Happiness in every moment?


I don’t know about you but my hay fever has been really bad for the last week or two. My face has been swelling up, I’ve been sneezing, my entire head is itchy and my eyes have been swollen. I was on a Zoom call with my mother last Friday and towards the end I had a really violent sneeze, then felt a searing pain in my left eye. I tried to ignore it and go back to the conversation but I was looking at myself in the video call and saw that my left eye was puffing up and closing. So, didn’t want to worry Mama Jean, I finished up the call and went into the bathroom to find out what was going on.


When I looked in the mirror I saw that everything was not as it should be with my face. The lining that's usually behind my eye was now poking out a little on the side of my eye and as if that wasn’t fun enough, the upper left section of my face had swollen up and every time I moved my head it was agony. When my partner got home I pointed it out; I said to her "If I touch my face its really painful!" She’s grabbing my arm, trying to get me to stop poking it.


You’re probably wondering at this point why I’m telling you this - I promise there is a point to it. I went to bed that night, took a couple of ibuprofen to reduce the swelling and, to my relief, the next morning everything was back where it was supposed to be. What I couldn’t help doing was pressing my hand to my face where it had been swollen and feeling grateful and happy and relieved that it was fine and normal again. Just being OK was great.

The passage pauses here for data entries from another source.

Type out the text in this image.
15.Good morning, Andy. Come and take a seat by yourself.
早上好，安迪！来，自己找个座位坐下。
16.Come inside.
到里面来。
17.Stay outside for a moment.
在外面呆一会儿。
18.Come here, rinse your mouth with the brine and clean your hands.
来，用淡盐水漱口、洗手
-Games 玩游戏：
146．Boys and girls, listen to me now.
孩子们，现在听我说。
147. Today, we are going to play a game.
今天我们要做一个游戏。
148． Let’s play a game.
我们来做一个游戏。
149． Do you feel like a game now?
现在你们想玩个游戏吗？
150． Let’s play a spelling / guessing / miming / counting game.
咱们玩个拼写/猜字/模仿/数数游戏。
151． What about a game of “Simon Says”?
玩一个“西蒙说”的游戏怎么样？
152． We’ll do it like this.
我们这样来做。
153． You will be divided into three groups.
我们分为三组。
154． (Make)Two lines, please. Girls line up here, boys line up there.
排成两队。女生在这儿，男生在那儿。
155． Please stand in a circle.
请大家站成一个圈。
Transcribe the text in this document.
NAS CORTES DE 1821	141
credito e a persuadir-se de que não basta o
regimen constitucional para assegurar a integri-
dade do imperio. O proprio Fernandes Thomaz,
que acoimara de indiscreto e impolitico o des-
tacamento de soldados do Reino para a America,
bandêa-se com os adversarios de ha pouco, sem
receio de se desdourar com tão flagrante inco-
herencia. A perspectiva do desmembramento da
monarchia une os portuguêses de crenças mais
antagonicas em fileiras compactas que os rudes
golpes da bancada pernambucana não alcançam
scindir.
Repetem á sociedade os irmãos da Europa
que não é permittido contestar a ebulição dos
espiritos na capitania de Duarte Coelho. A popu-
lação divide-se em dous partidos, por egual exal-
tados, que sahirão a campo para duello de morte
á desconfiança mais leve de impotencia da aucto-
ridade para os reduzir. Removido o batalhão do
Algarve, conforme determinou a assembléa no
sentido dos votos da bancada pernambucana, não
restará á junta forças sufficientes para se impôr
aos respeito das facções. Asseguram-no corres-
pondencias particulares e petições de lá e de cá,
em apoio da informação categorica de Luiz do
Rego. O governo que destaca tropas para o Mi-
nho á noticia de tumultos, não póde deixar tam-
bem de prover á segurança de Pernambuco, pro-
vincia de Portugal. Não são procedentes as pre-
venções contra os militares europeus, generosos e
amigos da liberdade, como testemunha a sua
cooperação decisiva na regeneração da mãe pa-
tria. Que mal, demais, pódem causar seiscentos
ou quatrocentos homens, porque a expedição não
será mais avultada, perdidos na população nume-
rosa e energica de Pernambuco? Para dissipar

And in the practice we call this feeling non-toothache. The insight of mindfulness is that the feeling of joy in the normal and the neutral is  available to us at any time. Our old friend TNH said ‘When I have a toothache, I discover that not having a toothache is a wonderful thing.  I had to have a toothache in order to be enlightened.  My non-toothache is peace and joy.’


We can access the feeling of joy and peace just by focusing our awareness on different parts of the body and enjoying the neutral feeling there, the feeling of being alive, the sense of the functions that it provides and feeling grateful. A certain amount of pain in our lives is inevitable, but we can use that experience as a counterfactual to appreciate what we have. We’ve talked about gratitude on the podcast before, the evidence shows its the one common trait of happy people. And so if we feel gratitude and look for joy in the small things, even a face that isn’t swollen up, we’re walking the path of happiness.